Kadınlar, uzaklaştırma kararına rağmen öldürülen Suzan Elik için adalet çağrısında bulunarak, kurumsal ihmal ve sorumluluğu vurguladı. Fail ve kayıplarının yakalanmasını talep ettiler.

Kadın Dayanışma Derneği üyeleri, İstanbul Çekmeköy’de, uzaklaştırma kararına rağmen boşanma aşamasında olduğu erkek tarafından sokak ortasında silahla vurulan ve hastanedeki 18 günlük yaşam mücadelesini kaybeden üç çocuk annesi Suzan Elik için bir araya geldi.
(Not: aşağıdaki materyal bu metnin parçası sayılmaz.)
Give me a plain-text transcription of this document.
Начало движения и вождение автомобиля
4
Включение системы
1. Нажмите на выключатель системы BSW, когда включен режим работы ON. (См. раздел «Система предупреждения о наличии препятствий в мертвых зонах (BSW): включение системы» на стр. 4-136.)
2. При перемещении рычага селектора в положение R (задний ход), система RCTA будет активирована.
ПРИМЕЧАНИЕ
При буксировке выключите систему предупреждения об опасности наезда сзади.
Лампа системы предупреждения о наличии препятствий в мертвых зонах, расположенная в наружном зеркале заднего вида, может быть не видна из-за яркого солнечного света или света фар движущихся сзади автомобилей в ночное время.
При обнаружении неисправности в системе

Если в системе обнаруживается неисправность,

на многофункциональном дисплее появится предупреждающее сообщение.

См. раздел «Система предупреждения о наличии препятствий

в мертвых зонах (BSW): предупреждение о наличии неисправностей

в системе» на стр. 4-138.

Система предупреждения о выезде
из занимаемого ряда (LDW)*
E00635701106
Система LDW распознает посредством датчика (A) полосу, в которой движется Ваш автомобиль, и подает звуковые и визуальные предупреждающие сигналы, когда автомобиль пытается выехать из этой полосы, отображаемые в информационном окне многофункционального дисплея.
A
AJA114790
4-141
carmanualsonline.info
Beylikdüzü Şair Abay Konanbay Anadolu Lisesi önünde toplanan kadınlar, çeşitli sloganlar attı ve olayın sorumlularını çağırdı.
Dernek avukatı Arzu Sena Topuz, yaşananların, katil ya da bireysel bir cinayet değil, kurumsal ihmaller zinciri olduğunu belirtti. Suzan Elik’in koruma altına alınmasına rağmen öldürüldüğüne değinen Topuz, görevi ihmal eden kurumları suçladı. Ayrıca, failin tutuklanmadığını ve yetkililerin olay sırasında orada bulunmadığını ifade etti. Topuz, yaşam hakkını koruma sorumluluğunun yerine getirilmediğinin altını çizdi.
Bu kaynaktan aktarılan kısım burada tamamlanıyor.